Remittances drying up; capitalists are worried

The remittances of over seas Filipinos, which totaled around P24.8 billion or 10 percent of the country’s gross domestic product (GDP) in 2014, may be drying up, according to London’s Financial Times (FT), quoting data from the Bangko Sentral ng Pilipinas (BSP). 

An analysis of the BSP data suggested that both the composition and the total value of payments sent home by Filipino overseas workers or OFW are undergoing fundamental change, FT said in a report. “If recent trends continue, the domestic economy will have to make up for significant revenues lost from abroad.” FT said.

Remittances from OFWs make up a big chunk of the country’s economy; they are also a key driver of the consumer spending that accounts for two-thirds of economic output.

This massive inflow of capital has kept the current-account balance in the black despite the country’s chronic trade deficit and this phenomenon is making investors worry about the backlash if this source of economic windfall for the Philippines dried up.

More than 10 million Filipinos work overseas in a wide range of jobs — from seamen to engineers, domestic workers to nurses.

The value of the remittances is still growing, but last year’s growth of 5.9 percent was the weakest in five years.

The BSP data showed a significant change in the employment of Filipinos in the US, which has long been the most lucrative overseas jobs market and home to about 3.5 million expatriate Filipinos.

“Remittances from the US were worth $10.4 billion last year, or 42.6 percent of the total. That was up 4.7 percent in 2013, a much slower pace of growth than in previous years. The share of total remittances sent home from the US has fallen from almost 48 percent in 2008,” according to the FT.

The BSP figures also showed a more significant change in the number of “deployed workers” — or those with new or renewed overseas contracts, of which there were 1.84 million in 2013.

Only 3,306 such workers in 2013 were destined for the US and the number appears to be in decline, falling by an average of 2 percent a year between 2011 and 2013.

“If opportunities for new employment continue to fall, so, too, at some point will the numbers of those employed,” the FT said.

However, the slowdown in the growth of remittances from the US is being offset by those from a rising number of Filipino workers in the fast-growing economies of the Middle East and Asia, also according to the BSP figures.

The Middle East accounted for 22 percent of remittances in 2014, up from 16 percent in 2011, while Asia’s share rose to 14.6 percent last year, from 12.8 percent in 2011.

“Remittances per worker in the US are about double those from the Middle East and Asia. If the shift from West to East continues, it will pose a threat to overall volumes and, potentially, to consumer spending and economic growth at home,” the FT said.
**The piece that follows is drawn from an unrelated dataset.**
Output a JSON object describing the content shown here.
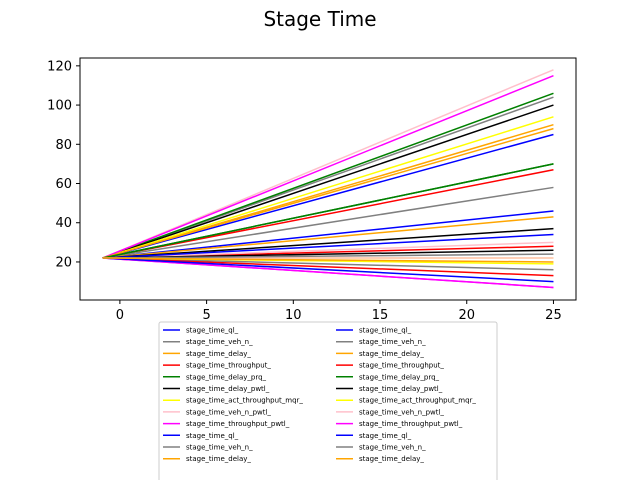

The Middle East accounted for 47 percent of all deployed overseas Filipino workers in 2013, which grew by more than 8 percent a year over the previous three years. In Asia, with 26 percent of the total, the number was growing at more than 20 percent a year.

In another analysis, Asian Nikkei Journal said the Philippines’s strong economic numbers mask serious problems.

“Besides endemic corruption, the country’s dependence on overseas remittances has slowed the development of infrastructure and led to stagnant job growth, particularly in manufacturing,” it said. “Traffic jams are ubiquitous. The country’s rickety infrastructure has discouraged overseas investors from making bets on the country.”

Cumulative direct foreign investment (FDI) in the Philippines is only 20 percent as high as that in Indonesia and about 60 percent that of Vietnam, according to the United Nations Conference on Trade and Development.

In a survey of CEOs by the World Economic Forum, the quality of Philippines infrastructure, including railways, ports and airports, was ranked the lowest among the six big economies of the Association of Southeast Asian Nations.

“Aquino’s six-year term ends next year. The economic gains of recent years will hinge on whether his successor, whom Filipinos will choose in the May 2016 presidential election, continues the reforms Aquino has begun,” said Takayuki Miyajima, an economist at Japan’s Mizuho Research Institute.